His career as a muralist began after he returned to Mexico in 1920. The country was now relatively stable under the government of Alvaro Obregón, who encouraged paintings on nationalistic subjects as a way of creating a positive identity for the country after years of turmoil. Orozco's first murals were in the Escuela Nacional Preparatoria (National Training School), 1923–4. They were controversial because of their caricatural style, and all except
Maternity and
The Rich Banquet while the Workers Quarrel were subsequently destroyed or altered. His style matured towards a greater monumentality in frescos in the Casa de los Azulejos (House of Tiles), Mexico City (1926), and in a second series at the National Training School (1926–7). The work brought him little recognition, however, so from 1927 to 1934 (broken by a brief trip to Europe in 1932) he again worked in the USA. This time he was much more successful than during his first stay, carrying out a number of important mural commissions, most notably a cycle for Dartmouth College, New Hampshire, on
The Coming and
The Return of Quetzalcoatl (1932–4). This huge scheme showed his outlook crystallizing into a contrast between a pagan paradise and a capitalist hell. Unlike Rivera and Siqueiros, Orozco did not align himself with a particular political viewpoint (the Mexican Communist Party called him a ‘bourgeois sceptic'), but his work had an intense humanitarian mission.

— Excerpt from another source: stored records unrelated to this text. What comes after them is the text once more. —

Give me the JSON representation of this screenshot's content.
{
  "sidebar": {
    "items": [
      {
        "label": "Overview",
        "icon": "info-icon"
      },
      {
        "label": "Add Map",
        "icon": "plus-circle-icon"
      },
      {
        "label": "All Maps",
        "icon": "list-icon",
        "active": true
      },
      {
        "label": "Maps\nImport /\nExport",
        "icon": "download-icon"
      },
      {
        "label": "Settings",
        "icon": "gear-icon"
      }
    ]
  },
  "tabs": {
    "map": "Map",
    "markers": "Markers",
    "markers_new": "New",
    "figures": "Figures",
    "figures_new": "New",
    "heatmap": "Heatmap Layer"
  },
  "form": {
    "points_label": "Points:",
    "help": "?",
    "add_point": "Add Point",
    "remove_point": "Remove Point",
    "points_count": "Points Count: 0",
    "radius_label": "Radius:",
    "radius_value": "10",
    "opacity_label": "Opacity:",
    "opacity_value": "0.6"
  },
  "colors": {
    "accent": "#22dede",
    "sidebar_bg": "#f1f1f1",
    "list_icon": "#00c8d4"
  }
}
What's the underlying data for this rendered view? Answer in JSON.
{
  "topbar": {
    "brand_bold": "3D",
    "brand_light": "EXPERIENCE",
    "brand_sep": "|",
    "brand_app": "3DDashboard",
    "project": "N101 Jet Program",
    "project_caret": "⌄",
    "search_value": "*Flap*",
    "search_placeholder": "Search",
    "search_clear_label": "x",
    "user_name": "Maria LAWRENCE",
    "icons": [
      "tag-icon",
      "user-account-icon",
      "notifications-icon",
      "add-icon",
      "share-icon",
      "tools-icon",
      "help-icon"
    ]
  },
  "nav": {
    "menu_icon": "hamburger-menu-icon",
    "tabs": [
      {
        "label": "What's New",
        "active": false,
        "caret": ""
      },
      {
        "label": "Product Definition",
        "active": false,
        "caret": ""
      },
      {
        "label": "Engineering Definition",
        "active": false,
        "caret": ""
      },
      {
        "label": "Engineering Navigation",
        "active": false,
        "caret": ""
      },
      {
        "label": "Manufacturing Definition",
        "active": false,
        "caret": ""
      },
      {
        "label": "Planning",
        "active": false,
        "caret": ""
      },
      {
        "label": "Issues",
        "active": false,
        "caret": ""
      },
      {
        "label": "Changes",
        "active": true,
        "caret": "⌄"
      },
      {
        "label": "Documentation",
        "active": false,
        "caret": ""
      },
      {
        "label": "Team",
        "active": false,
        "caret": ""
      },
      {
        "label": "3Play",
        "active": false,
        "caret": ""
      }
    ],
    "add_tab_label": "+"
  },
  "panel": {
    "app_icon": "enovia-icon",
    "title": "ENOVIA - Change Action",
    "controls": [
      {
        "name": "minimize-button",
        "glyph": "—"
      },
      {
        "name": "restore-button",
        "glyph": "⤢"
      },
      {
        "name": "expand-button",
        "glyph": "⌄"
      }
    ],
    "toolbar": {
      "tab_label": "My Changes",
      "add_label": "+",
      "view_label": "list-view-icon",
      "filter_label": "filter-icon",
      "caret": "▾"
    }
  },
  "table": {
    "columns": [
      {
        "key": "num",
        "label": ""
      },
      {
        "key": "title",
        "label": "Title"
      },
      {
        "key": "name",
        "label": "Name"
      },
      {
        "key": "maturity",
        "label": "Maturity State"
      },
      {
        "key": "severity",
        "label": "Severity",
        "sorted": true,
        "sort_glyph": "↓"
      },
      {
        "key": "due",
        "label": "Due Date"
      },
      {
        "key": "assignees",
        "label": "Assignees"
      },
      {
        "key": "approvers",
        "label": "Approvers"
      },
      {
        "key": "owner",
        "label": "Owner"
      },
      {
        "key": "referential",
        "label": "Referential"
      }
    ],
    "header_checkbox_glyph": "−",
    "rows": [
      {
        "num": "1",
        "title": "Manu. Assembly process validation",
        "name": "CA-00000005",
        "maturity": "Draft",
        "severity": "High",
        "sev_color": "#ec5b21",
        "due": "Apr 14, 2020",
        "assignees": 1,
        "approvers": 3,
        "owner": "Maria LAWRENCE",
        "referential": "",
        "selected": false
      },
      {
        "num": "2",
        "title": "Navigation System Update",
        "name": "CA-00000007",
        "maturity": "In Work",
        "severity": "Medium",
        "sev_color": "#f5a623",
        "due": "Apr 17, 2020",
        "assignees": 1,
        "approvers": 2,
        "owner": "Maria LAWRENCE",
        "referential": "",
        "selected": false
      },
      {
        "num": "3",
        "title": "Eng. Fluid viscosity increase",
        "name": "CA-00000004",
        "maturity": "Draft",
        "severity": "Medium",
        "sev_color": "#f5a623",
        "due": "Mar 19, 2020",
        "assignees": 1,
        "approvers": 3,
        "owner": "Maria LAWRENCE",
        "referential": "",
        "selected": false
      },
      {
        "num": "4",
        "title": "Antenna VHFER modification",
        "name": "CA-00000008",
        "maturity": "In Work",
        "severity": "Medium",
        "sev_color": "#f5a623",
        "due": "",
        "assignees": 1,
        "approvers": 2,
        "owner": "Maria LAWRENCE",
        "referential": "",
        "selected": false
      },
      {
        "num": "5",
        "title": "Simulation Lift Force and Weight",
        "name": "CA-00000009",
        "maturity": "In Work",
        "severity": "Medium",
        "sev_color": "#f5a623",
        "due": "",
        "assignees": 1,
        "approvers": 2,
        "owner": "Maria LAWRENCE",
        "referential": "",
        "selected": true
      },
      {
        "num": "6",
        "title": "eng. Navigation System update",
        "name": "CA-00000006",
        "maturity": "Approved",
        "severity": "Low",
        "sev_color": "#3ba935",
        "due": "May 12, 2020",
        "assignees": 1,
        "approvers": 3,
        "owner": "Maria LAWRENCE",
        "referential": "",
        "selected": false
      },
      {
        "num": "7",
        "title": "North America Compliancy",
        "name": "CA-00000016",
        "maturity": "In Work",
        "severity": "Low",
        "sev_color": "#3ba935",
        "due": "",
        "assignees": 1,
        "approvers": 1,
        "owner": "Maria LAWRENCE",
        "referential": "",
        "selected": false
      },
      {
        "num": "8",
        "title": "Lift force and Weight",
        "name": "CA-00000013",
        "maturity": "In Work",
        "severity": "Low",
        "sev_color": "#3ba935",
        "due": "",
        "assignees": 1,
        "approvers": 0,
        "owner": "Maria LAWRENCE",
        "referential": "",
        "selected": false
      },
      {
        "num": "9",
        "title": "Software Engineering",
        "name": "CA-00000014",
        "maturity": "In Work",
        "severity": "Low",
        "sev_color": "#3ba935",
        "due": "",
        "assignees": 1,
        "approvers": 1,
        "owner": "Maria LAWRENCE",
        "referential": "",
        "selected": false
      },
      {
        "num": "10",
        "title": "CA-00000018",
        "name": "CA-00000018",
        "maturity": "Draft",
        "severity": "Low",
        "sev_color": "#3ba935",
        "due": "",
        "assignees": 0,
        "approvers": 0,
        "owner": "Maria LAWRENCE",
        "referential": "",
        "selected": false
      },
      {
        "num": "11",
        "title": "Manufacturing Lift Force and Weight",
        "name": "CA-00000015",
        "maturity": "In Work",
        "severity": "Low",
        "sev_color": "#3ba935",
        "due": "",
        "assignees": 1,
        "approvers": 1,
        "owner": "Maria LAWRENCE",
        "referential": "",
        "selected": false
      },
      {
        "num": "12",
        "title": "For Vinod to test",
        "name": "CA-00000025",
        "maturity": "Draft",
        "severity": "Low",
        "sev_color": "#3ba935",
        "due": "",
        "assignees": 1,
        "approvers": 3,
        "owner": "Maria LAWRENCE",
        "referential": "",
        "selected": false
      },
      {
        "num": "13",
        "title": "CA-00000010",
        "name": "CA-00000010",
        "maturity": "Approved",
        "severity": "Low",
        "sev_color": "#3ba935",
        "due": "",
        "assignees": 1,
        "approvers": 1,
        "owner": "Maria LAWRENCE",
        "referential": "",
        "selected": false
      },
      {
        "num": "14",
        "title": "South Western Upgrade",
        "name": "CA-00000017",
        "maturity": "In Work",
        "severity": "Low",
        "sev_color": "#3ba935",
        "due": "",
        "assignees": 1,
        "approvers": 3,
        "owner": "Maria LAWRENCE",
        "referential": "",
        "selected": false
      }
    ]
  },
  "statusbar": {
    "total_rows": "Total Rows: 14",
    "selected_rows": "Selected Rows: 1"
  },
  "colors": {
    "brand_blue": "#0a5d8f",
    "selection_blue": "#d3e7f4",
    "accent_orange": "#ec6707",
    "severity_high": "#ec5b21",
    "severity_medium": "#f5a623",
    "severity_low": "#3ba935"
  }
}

Orozco returned to Mexico in 1934 with a big reputation after his success in the USA, and he spent most of the rest of his life engaged on mural projects in Mexico City and Guadalajara, the country's second city. His last work,
Hidalgo and the Liberation of Mexico, for the Senate Chamber of the Palace of Government in Guadalajara, was finished shortly before his death in 1949. In his last years his work became ever more violent in expression, moved by a passionate concern for the suffering and miseries of mankind. Four years before his death, Orozco's autobiography was published; it was translated into English in 1962. His studio in Guadalajara is now a museum dedicated to him; a commemorative statue of Orozco stands in the park opposite.